History of Jazz

Louis and finally Chicago. Of course that seems to be the history of what we now refer to as Jazz, however, the influences of what led to those early New Orleans sounds goes back to tribal African drum beats and European musical structures. To Me Jazz is the form of expressing yourself in many different styles and various ways. Jazz is said to be the fundamental rhythms of human life and mans contemporary reassessment of traditional values.

Volumes have been written on the origins of Jazz based on black African American lifestyles.
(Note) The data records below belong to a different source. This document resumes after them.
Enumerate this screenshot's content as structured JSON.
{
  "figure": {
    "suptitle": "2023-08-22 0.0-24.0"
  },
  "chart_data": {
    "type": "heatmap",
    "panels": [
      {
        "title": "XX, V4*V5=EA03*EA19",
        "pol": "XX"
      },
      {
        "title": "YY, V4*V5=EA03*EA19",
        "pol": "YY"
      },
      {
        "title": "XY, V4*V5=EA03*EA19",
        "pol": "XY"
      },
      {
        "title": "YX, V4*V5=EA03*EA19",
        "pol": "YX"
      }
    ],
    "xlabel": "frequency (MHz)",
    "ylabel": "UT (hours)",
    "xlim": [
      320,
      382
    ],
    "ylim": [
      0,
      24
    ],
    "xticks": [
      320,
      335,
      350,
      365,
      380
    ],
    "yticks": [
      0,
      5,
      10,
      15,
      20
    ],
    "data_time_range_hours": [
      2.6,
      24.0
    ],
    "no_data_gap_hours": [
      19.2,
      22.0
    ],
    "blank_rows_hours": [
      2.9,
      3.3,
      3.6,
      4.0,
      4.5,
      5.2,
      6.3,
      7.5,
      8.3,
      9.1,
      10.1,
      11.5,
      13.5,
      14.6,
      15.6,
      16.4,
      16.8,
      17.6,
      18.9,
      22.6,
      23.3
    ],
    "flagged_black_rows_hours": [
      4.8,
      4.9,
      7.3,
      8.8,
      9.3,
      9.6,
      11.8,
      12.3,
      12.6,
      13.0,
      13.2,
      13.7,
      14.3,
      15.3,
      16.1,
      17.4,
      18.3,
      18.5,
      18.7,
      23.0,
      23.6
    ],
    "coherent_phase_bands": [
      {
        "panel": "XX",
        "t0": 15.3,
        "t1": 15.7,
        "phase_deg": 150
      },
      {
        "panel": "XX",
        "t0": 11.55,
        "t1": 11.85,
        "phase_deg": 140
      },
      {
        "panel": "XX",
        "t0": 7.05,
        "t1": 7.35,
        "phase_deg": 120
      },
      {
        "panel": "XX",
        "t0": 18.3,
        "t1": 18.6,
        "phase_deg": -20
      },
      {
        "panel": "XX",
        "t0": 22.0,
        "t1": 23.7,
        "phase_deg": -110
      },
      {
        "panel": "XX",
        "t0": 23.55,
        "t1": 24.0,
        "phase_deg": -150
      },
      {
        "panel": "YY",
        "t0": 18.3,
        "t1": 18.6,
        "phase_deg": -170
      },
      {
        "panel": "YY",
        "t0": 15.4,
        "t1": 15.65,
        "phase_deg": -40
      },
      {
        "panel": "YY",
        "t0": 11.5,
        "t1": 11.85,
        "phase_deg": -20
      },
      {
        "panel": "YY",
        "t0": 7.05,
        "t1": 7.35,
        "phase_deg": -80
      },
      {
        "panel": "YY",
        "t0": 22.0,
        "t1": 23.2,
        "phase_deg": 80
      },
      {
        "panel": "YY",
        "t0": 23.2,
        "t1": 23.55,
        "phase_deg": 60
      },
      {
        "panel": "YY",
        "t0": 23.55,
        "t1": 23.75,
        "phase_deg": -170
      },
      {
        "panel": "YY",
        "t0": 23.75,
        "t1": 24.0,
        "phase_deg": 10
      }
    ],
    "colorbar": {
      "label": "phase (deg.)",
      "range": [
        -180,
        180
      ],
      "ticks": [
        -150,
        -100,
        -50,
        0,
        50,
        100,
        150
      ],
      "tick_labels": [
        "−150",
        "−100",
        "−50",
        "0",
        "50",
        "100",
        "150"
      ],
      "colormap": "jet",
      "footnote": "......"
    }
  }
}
The early influences of tribal drums and the development of gospel, blues and field hollers seems to point out that Jazz has to do with human survival and the expression of life. The origin of the word “Jazz” is most often traced back to vulgar term used for sexual acts. Some of the early sounds of Jazz where associated with where houses and “ladies of bad reputation. However, the meaning of Jazz soon became a musical art form, whether under composition guidelines or improvisation, Jazz reflected spontaneous melodic phrasing. Jazz functions as popular art and has enjoyed periods of fairly widespread public response, in the “Jazz age” of the sass, in the swing era of the late sass and in the peak popularity of modern Jazz in the late sass. Beginning in the ass and continuing well into the ass, it was common to apply the word “Jazz” rather indiscriminately, melodically or tonally.

Thus George Gershwin was called a Jazz composer. For Gershwin’s concert work he was acclaimed to have made a respectable art form out of Jazz. Somewhat similarly, Paul Whitman, playing Jazz-influenced dance music, was billed as the King of Jazz. Perhaps the broader definition of Jazz, such as the one that would include the blues influence as well as those who shared our understanding of the art form, even if they did not perform it, would be the most useful historical approach.

In reviewing the background of Jazz you can’t overlook the evaluation over the cascades and the fact that Jazz spanned many musical forms such as spirituals, cakewalks, ragtime and the blues. Around 1891 a New Orleans barber named Buddy Bolder reputedly picked up his cornet and blew the first stammering notes of Jazz, thereby unconsciously breaking with several centuries of musical tradition. A half- century later, Jazz, Americas great contribution to music, crossed the threshold of the universities and became seriously, even religiously considered.